The variance and standard deviation describe how far or close the numbers or observations of a data set lie from the mean (or average). Variance is the measure of the average distance between each of a set of data points and their mean value; equal to the sum of the squares of the deviation from the mean value. Standard deviation though calculated as the square root of the variance is the absolute value calculated to indicate the extent of deviation from the average of the data set. For example, is the average wages earned by a group of 100 workers equals Rs 20000 per month and the standard deviation calculated was 5000, then it implies that there are workers whose incomes lie above or below (vary) from the average wages by Rs 5000. The standard deviation in this example was measured to determine the level of disparity in wages among 100 workers. To determine the deviation in wages among each of the workers we calculate the standard score which is the difference between the wage of one workers and average wage across all workers, the whole divided by the standard deviation. For example, if a worker’s wage was Rs 17000, then the standard score would be minus 0.6, which indicates the worker’s wage of Rs 17000 deviates from the mean by (-0.6) multiplied by standard deviation of Rs 5000 which equals minus 3000 (or varies less from the average by Rs. 3000).

Chebyshev’s Theorem

Please refer to the slides for the explanation

Coefficient of Variation (CV)

Coefficient of variation is a relative measure to calculate and compare two different settings that has two separate means and standard deviations and is calculated as the standard deviation divided by the mean and the whole multiplied by 100. Thus, CV measures the amount of variation in data groups that have different means. Suppose, a teacher wishes to evaluate the relative variation in marks (out of 100 marks) in “Business Environment” subject of two classes of students – Class A and Class B. Class A’s average marks are 40 and standard deviation is 5, whereas Class B’s average marks are 70 and standard deviation is 7.

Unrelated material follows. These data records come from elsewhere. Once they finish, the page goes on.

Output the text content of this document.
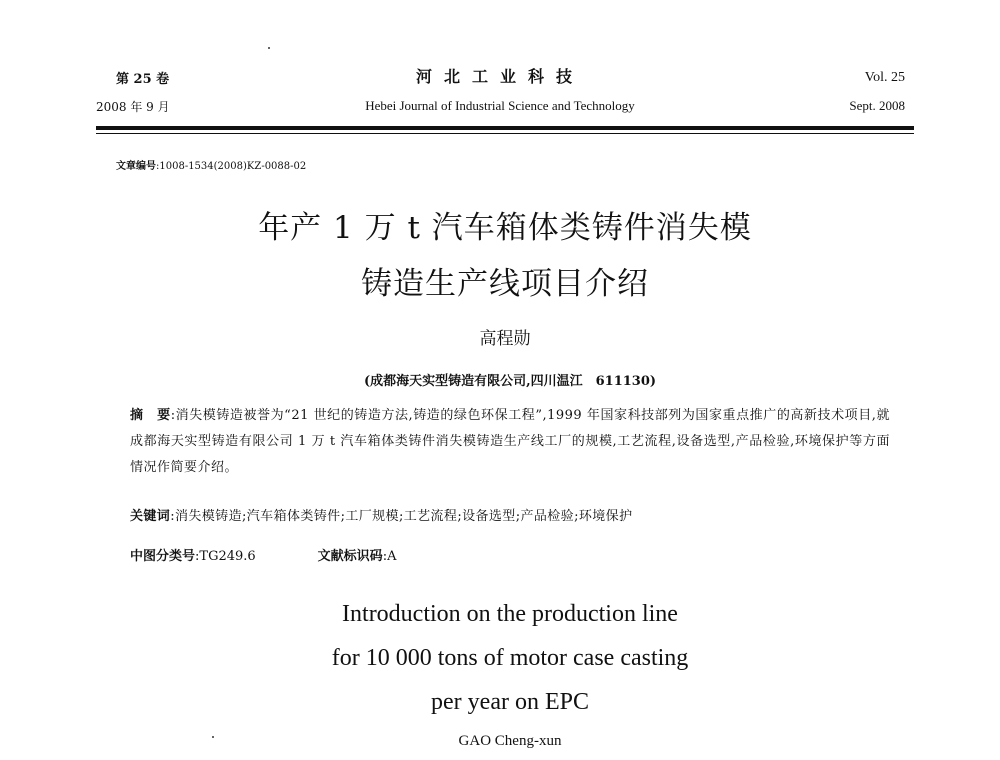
第 25 卷
2008 年 9 月
河北工业科技
Hebei Journal of Industrial Science and Technology
Vol. 25
Sept. 2008
文章编号:1008-1534(2008)KZ-0088-02
年产 1 万 t 汽车箱体类铸件消失模
铸造生产线项目介绍
高程勋
(成都海天实型铸造有限公司,四川温江　611130)
摘　要:消失模铸造被誉为“21 世纪的铸造方法,铸造的绿色环保工程”,1999 年国家科技部列为国家重点推广的高新技术项目,就成都海天实型铸造有限公司 1 万 t 汽车箱体类铸件消失模铸造生产线工厂的规模,工艺流程,设备选型,产品检验,环境保护等方面情况作简要介绍。
关键词:消失模铸造;汽车箱体类铸件;工厂规模;工艺流程;设备选型;产品检验;环境保护
中图分类号:TG249.6	文献标识码:A
Introduction on the production line
for 10 000 tons of motor case casting
per year on EPC
GAO Cheng-xun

Coefficient of Variation for Class A = (5/40)*100 = 12.5%

Coefficient of Variation for Class B = (7/70)*100 = 10.0%

Class B has a less relative variation in marks than Class A because the average marks of Class B is more than Class A.

Problems related to measures of central tendency and measures of dispersion

1. Mr. X. purchased equity shares of a company in 4 successive months as given below. Find the average price per share

Month No. of Shares Price per Share (in Rs)
Dec-91 100 200
Jan-92 150 250
Feb-92 200 280
Mar-92 125 300


2. The frequency distribution of weights in grams of mangoes of a particular variety is given below. Calculate the arithmetic mean

Weights in (grams) Number of Mangoes
410-419 14
420-429 20
430-439 42
440-449 52
450-459 45
460-469 18
470-479 7


3. The following table gives the daily profits (in Rs) of 195 shops of a town. Calculate mean, median and mode.

Profits Interval Frequencies of shops
50-60 15
60-70 20
70-80 32
80-90 35
90-100 33
100-110 22
110-120 20
120-130 10
130-140 8


4. For a moderately skewed distribution, the median price of men’s shoes is Rs 380 and the modal price is Rs 350. Calculate the mean price of shoes

5. Calculate the mean and standard deviation for the following series of workers’ wages

Weekly Wages No. of Workers
200 -249 7
250-299 13
300-349 15
350-399 24
400-449 36
450-499 50
500-549 25
550-599 10
600-649 8
650-699 6
700-749 4
750-799 2

6. Bassart Electronics is considering employing one of two training programs. Two groups were trained for the same task. Group 1 was trained by program a, group 2 by program b. For the first group the times required to train the employees had an average of 32.11 hours and a variance of 68.09. In the second goup, the average was 19.75 hours and the variance was 71.14. Which training program has less relative variability in its performance?